Ransomware is viewed by many experts as the most pressing security risk facing businesses – and is hugely lucrative for the gangs involved, with ransom payments rising dramatically.
Sophos said ransomware is becoming increasingly modular, with different groups specializing in particular elements of an attack.
He also highlighted the related boom in ‘ransomware as a service’, where criminal gangs can purchase access to tools to execute their own ransomware attacks when they lack the technical capacity to create them. same these tools.
These so-called ransomware “affiliates” don’t even have to find their own potential victims: the ransomware ecosystem has grown so that they can reach out to other groups specializing in network access. company and who will sell them this backdoor. .
Also read: Bot: How do you know if your computer is infected with a bot?
In addition to doing business with these “initial access brokers”, potential ransomware attackers can turn to botnet operators and malware distribution platforms to find and target potential victims. And because of the potential profit to be made, these groups are increasingly focusing on ransomware gangs rather than less lucrative forms of online crime, Sophos said.
“Established cyber threats will continue to adapt to distribute and deliver ransomware. These include loaders, droppers, and other basic malware; increasingly advanced and human-managed initial access brokers; spam; and adware ‘
the security company said.
The idea of ransomware-as-a-service has been around for quite some time and has often been a way for less skilled or less well funded attackers to get started.

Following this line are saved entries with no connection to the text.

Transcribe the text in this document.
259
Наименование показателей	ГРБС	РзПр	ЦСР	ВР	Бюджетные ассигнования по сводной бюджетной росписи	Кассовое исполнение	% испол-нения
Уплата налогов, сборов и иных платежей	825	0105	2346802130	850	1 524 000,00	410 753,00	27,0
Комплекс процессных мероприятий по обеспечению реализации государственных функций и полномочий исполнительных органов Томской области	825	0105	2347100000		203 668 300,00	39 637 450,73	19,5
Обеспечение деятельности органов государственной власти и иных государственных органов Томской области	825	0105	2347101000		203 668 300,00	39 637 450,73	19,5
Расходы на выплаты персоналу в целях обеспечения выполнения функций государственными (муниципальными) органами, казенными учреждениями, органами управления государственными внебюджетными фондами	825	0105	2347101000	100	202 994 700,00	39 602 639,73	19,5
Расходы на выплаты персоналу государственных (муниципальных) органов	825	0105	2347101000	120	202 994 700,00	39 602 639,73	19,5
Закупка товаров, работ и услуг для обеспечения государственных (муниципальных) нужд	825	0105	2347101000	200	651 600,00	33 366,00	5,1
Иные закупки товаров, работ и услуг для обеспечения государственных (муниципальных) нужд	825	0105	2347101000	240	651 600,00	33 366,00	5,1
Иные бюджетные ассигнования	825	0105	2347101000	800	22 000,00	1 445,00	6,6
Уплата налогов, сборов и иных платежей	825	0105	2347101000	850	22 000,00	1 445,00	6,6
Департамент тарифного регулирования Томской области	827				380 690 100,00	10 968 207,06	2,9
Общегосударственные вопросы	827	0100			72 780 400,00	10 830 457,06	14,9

Read also: Microsoft has mitigated the “biggest DDoS attack ever”
But what has changed now, said Chester Wisniewski, senior researcher at Sophosis that ransomware developers now use this model as a service to optimize their code for the biggest payoffs, offloading the tasks of finding victims, installing and running the malware to others, and launder cryptocurrencies.
Separate research has even suggested that ransomware gangs are now rich enough to start buying their own. zero-day vulnerabilities, which was previously only available to state-sponsored hackers.
“It distorts the landscape of cyber threats“Wisniewski said,” as common threats such as loaders, droppers and initial access brokers – which existed and caused disruption long before the rise of ransomware – now meet the demands of ransomware gangs.